Dit programma, mij op het gymnasium, niettegenstaande mijn ingeboren eigengereidheid, geserveerd heeft heel lang een negatieve invloed op mijn studie uitgeoefend. Mijn literatuurgeschiedenis bleef steken in het neo-romantisme van voor de Tweede Wereldoorlog. Het desastreuze was dat ik dacht dat dit de contemporaine geschiedenis was. De aandacht wás ook meer gericht geweest op de "Elkerlik" en "Beatrijs", op Vondel en Hooft, op 19e eeuwers. Knuvelder deelt de Nederlandse auteurs van de eerste helft van de 20e eeuw in in katholieke, protestantse en niet-katholieke schrijvers. In het onderwijs - en in het boek van Knuvelder - viel de nadruk op "de onzen", d.w.z. de katholieken, waarbij ik mij, gevoed met de exclusief katholieke mentaliteit van Zuid-Limburg, automatisch aansloot. Zodoende werden Ter Braak, Du Perron en Vestdijk verdrongen. Slauerhoff en Marsman met hun romantisme en vitalisme konden nog. In de paragraaf over de Vijftigers, "De oorlog en daarna", die 5 bladzijden besloeg, kwam hij er nog net niet toe de Vijftigers "landerigen" te noemen. Die kwalificatie werd waarschijnlijk in de schoolklas wel gebruikt want ik vond ze ook cynisch en nihilistisch. Dit alles bracht mee dat ik mij ook in neo-romantische stijl placht uit te drukken, bijna nog van plechtigheid de uitgangs-n gebruikte. Tot een gewoon taalgebruik, zoals Nijhoff, Van Ostaijen, Ter Braak en Du Perron propageerden en toepasten, kon ik niet komen voordat ik in een buitenliterair schrijversvak terechtkwam.
Hoe dan ook, de geschiedenis van de letterkunde leverde mij de lijst van te lezen boeken. Zij maakte van mij een lijstlezer. Ik werd geletterd, maar ook kundig?

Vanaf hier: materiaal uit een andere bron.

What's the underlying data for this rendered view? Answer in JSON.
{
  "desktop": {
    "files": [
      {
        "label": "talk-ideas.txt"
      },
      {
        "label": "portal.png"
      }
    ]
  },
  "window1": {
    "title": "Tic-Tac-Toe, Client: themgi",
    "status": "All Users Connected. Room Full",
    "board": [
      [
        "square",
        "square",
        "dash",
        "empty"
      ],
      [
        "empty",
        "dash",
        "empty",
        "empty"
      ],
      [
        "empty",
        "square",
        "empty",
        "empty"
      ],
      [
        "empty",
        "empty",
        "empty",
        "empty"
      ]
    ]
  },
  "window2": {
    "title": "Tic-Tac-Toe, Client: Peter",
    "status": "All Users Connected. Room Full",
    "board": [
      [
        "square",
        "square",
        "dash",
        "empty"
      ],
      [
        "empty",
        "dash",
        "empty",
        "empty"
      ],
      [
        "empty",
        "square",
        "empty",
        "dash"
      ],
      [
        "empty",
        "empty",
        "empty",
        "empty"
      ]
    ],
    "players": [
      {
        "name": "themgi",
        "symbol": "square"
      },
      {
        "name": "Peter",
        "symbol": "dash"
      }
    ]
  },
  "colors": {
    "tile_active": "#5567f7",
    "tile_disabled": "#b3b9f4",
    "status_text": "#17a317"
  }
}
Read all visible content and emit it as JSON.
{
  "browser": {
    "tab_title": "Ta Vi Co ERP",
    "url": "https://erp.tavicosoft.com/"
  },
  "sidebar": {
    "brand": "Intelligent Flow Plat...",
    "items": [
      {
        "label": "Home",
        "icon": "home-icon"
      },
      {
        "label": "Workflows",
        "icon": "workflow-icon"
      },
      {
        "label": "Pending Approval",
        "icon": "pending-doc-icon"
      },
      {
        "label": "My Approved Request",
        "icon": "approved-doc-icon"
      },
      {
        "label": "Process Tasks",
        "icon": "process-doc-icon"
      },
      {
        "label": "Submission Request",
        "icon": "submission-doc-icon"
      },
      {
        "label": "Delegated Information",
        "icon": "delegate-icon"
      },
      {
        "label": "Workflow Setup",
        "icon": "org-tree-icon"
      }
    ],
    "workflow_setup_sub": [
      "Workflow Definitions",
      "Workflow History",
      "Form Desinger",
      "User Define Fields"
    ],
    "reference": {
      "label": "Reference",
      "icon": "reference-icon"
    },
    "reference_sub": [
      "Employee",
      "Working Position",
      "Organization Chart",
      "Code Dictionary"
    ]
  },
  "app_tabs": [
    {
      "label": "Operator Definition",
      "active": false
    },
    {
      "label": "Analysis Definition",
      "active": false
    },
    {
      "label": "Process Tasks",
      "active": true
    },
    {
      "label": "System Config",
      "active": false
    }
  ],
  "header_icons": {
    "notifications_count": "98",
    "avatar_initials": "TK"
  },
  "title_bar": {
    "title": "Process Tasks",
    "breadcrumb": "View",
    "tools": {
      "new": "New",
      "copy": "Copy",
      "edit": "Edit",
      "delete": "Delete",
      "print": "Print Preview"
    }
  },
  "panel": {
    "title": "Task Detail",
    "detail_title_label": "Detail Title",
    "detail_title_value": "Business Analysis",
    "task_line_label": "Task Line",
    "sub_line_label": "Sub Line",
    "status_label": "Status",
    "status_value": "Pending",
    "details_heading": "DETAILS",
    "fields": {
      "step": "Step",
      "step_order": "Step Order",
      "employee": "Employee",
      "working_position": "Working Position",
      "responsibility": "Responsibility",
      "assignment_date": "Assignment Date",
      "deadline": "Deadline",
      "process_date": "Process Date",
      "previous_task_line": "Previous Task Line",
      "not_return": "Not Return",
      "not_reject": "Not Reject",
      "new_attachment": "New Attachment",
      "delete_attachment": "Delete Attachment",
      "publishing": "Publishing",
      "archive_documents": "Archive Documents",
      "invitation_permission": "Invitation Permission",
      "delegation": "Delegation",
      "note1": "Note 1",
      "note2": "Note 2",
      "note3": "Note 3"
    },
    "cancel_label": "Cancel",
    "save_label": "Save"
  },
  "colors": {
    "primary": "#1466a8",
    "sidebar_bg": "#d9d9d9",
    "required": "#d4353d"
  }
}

Natuurlijk heb ik mijn spraakkunst en mijn woordkunst tenslotte "geleerd", maar heel lang bleef er een kloof tussen mijn "wilde letterkunde" en de officiële, die van de vaktaal. Geleidelijk aan kreeg ik steeds meer belangstelling voor de algemene en terminologische opmerkingen die telkens perioden inleidden. Opvattingen van schrijvers, niet noodzakelijk puur poëticale, stromingen, definities van perioden, verschillen in techniek, thematiek, ritme en metrum, stijlfiguren, enz. leidden mij terug naar de systematische handboeken die ik begon te hanteren als naslagwerken. Vanaf een bepaald moment, toen ik er rijp voor was, ging ik ze van de eerste tot de laatste bladzijde doorwerken. Hoeveel fietsen en wielen had ik niet uitgevonden die uitvoerig beschreven stonden in boeken die van de generatie van mijn grootouders konden zijn. Ik bedoel ik dacht dat ik een splinternieuwe wetenschap ontwikkelde terwijl die allang bestond. Hoe oud ik toen was?